Investment tax proposals outdated and misguided, says academic
The government’s proposed changes to how collective investments are taxed belongs in the closed economy of another era, says Auckland University Associate Professor Anthony Endres.
Tuesday, October 4th 2005, 6:33AM
by Rob Hosking
“In general the proposals … would have been suitable for New Zealand in the 1950s and 1960s when the economy was considerably insulated from international capital markets; they are not outward looking, 21st Century proposals.”
And he says that if the government wants a capital gains tax "then more serious consideration should be given to harmonising the proposed tax with the Australian system.

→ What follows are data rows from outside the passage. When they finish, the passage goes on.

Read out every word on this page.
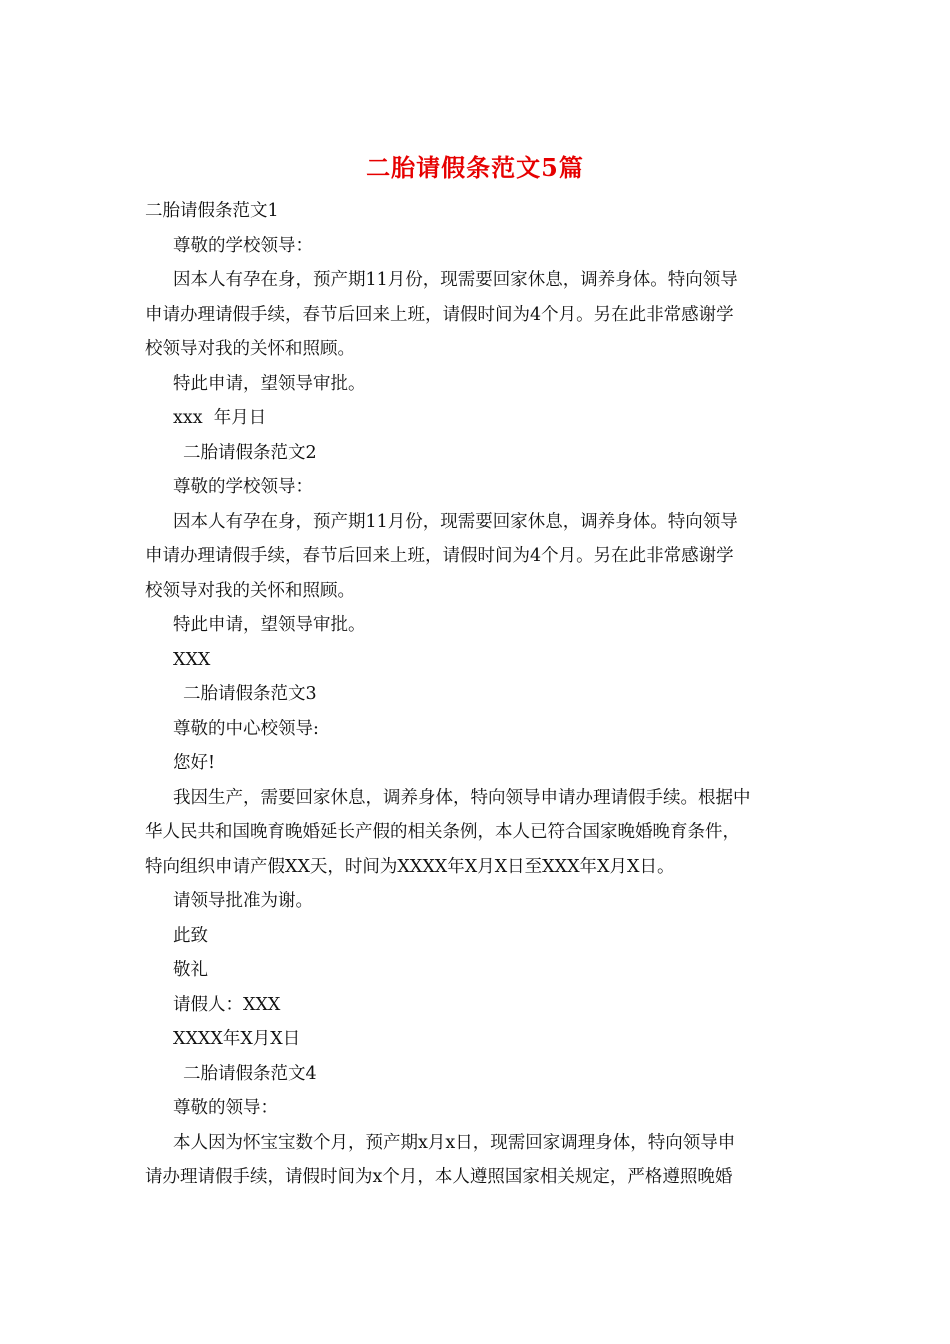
二胎请假条范文5篇
二胎请假条范文1
尊敬的学校领导：
因本人有孕在身，预产期11月份，现需要回家休息，调养身体。特向领导
申请办理请假手续，春节后回来上班，请假时间为4个月。另在此非常感谢学
校领导对我的关怀和照顾。
特此申请，望领导审批。
xxx  年月日
二胎请假条范文2
尊敬的学校领导：
因本人有孕在身，预产期11月份，现需要回家休息，调养身体。特向领导
申请办理请假手续，春节后回来上班，请假时间为4个月。另在此非常感谢学
校领导对我的关怀和照顾。
特此申请，望领导审批。
XXX
二胎请假条范文3
尊敬的中心校领导:
您好!
我因生产，需要回家休息，调养身体，特向领导申请办理请假手续。根据中
华人民共和国晚育晚婚延长产假的相关条例，本人已符合国家晚婚晚育条件，
特向组织申请产假XX天，时间为XXXX年X月X日至XXX年X月X日。
请领导批准为谢。
此致
敬礼
请假人：XXX
XXXX年X月X日
二胎请假条范文4
尊敬的领导：
本人因为怀宝宝数个月，预产期x月x日，现需回家调理身体，特向领导申
请办理请假手续，请假时间为x个月，本人遵照国家相关规定，严格遵照晚婚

To set up a complex, costly system for New Zealand seems misguided."
One of the areas of the proposals which has attracted the most attention has been the suggestion that investments in the seven grey list countries be subject to the same capital gains tax as investments in other offshore vehicles.
Investments within New Zealand will not be subject to the capital gains tax.
Endres says it is increasingly difficult to distinguish between domestic and offshore investments.
"How are such companies as AMP, the ANZ and Telstra defined— they are listed on both the ASX and NZX and have extensive operations in the NewZealand economy? Are they defined by their home exchange? How is Lion Nathan defined –it has extensive operations in New Zealand? How are the Australian Foundation Investment Trust or the Foreign and Colonial Investment Trust defined?"
Endres says any changes should be aimed at developing a regime, which “should not depart materially” from the regime, which applies in Australia.
Rob Hosking is a Wellington-based freelance writer specialising in political, economic and IT related issues.